There is an obvious precedent in the protections that most states offer for newspapers that print retractions -- laws that could be extended to cases involving the deceased. For example, the New York Times reported in a 2003 obituary that the famous Harlem photographer Marvin Smith had his testicles removed after his twin brother, Morgan, died of testicular cancer in 1993. It was untrue and the Times voluntarily printed a correction.
None of this means that Hollywood should suddenly become the History Channel. The Hollywood view of history has always been more Cecil B. DeMille than Barbara Tuchman. Even a much-acclaimed movie such as "Inherit the Wind" invented scenes and so mutated the character based on William Jennings Bryan that many Americans wrongly believe that he was a bumbling, prejudiced clown. Bryan never testified that he knew the precise day and time that Earth was created -- nor did he collapse in a delusional fit in court after the famous evolution verdict.

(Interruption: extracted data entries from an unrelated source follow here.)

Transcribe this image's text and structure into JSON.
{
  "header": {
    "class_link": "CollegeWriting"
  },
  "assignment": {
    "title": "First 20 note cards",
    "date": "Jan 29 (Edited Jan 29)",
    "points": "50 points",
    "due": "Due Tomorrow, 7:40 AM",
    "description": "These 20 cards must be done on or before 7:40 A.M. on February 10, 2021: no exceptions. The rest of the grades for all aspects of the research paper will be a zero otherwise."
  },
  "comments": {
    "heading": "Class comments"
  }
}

Yet in most cases, such revisionism involves distorting historical events rather than destroying historical figures. There was no reputation lost when Mel Gibson inaccurately portrayed the Scottish warrior William Wallace fighting to avenge the death of his wife at the hands of the English in "Braveheart." (The only known account states that Wallace was pushed over the edge after a dispute with English soldiers over fish.) The wildly inaccurate movie, however, crossed the line of decency by suggesting that Princess Isabelle, based on Isabella of France, was an adulterer and that her son, Edward III, may have been fathered by Wallace. The real princess was 9 when Wallace died, she never met him and she bore Edward III seven years after Wallace died.

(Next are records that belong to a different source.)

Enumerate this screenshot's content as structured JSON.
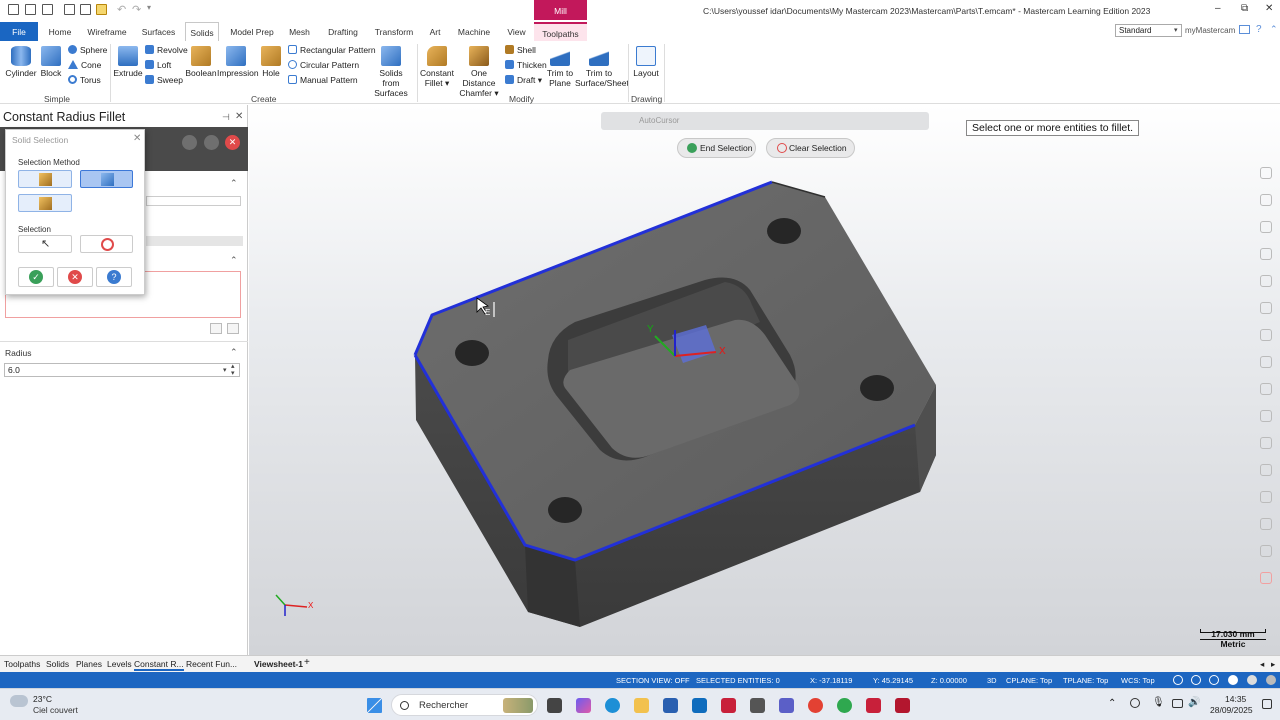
{
  "window": {
    "title": "C:\\Users\\youssef idar\\Documents\\My Mastercam 2023\\Mastercam\\Parts\\T.emcam* - Mastercam Learning Edition 2023",
    "context_tab": "Mill"
  },
  "tabs": [
    "File",
    "Home",
    "Wireframe",
    "Surfaces",
    "Solids",
    "Model Prep",
    "Mesh",
    "Drafting",
    "Transform",
    "Art",
    "Machine",
    "View",
    "Toolpaths"
  ],
  "active_tab": "Solids",
  "workspace": "Standard",
  "account": "myMastercam",
  "ribbon": {
    "simple": {
      "cylinder": "Cylinder",
      "block": "Block",
      "sphere": "Sphere",
      "cone": "Cone",
      "torus": "Torus",
      "group": "Simple"
    },
    "create": {
      "extrude": "Extrude",
      "revolve": "Revolve",
      "loft": "Loft",
      "sweep": "Sweep",
      "boolean": "Boolean",
      "impression": "Impression",
      "hole": "Hole",
      "rect_pattern": "Rectangular Pattern",
      "circ_pattern": "Circular Pattern",
      "manual_pattern": "Manual Pattern",
      "solids_from_surfaces_1": "Solids from",
      "solids_from_surfaces_2": "Surfaces",
      "group": "Create"
    },
    "modify": {
      "constant_fillet_1": "Constant",
      "constant_fillet_2": "Fillet",
      "one_distance_1": "One Distance",
      "one_distance_2": "Chamfer",
      "shell": "Shell",
      "thicken": "Thicken",
      "draft": "Draft",
      "trim_plane_1": "Trim to",
      "trim_plane_2": "Plane",
      "trim_surface_1": "Trim to",
      "trim_surface_2": "Surface/Sheet",
      "group": "Modify"
    },
    "drawing": {
      "layout": "Layout",
      "group": "Drawing"
    }
  },
  "panel": {
    "title": "Constant Radius Fillet",
    "radius_label": "Radius",
    "radius_value": "6.0"
  },
  "dialog": {
    "title": "Solid Selection",
    "selection_method_label": "Selection Method",
    "selection_label": "Selection"
  },
  "viewport": {
    "autocursor": "AutoCursor",
    "end_selection": "End Selection",
    "clear_selection": "Clear Selection",
    "prompt": "Select one or more entities to fillet.",
    "scale_value": "17.030 mm",
    "scale_unit": "Metric",
    "axis_x": "X",
    "axis_y": "Y",
    "cursor_tag": "E"
  },
  "bottom_tabs": [
    "Toolpaths",
    "Solids",
    "Planes",
    "Levels",
    "Constant R...",
    "Recent Fun..."
  ],
  "viewsheet": "Viewsheet-1",
  "status": {
    "section_view": "SECTION VIEW: OFF",
    "selected": "SELECTED ENTITIES: 0",
    "x": "X:  -37.18119",
    "y": "Y:  45.29145",
    "z": "Z:  0.00000",
    "mode": "3D",
    "cplane": "CPLANE: Top",
    "tplane": "TPLANE: Top",
    "wcs": "WCS: Top"
  },
  "taskbar": {
    "temp": "23°C",
    "weather": "Ciel couvert",
    "search": "Rechercher",
    "time": "14:35",
    "date": "28/09/2025"
  }
}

Just the mention of Oliver Stone pushes most historians into an open rant over films such as "JFK" and "Nixon." Stone has insisted that he wasn't doing anything that Shakespeare didn't do. Yet it seems unlikely that the Bard would have falsely portrayed Pat Nixon demanding a divorce or misrepresenting President Nixon as a stumbling drunk who led a CIA operation to try to kill Cuban dictator Fidel Castro.
After all, it is Shakespeare's Iago in "Othello" who observes that:
"Who steals my purse steals trash; 'tis something, nothing; . . .
But he that filches from me my good name robs me of that which enriches him
And makes me poor indeed."
We are all made poorer when good people are trashed after they can no longer defend themselves. With the end of the debate over the permanent repeal of the death tax, perhaps it is time to protect more than just the assets of the deceased. Perhaps it is time to give the dead their due.
Jonathan Turley is the Shapiro professor of public interest law at George Washington University.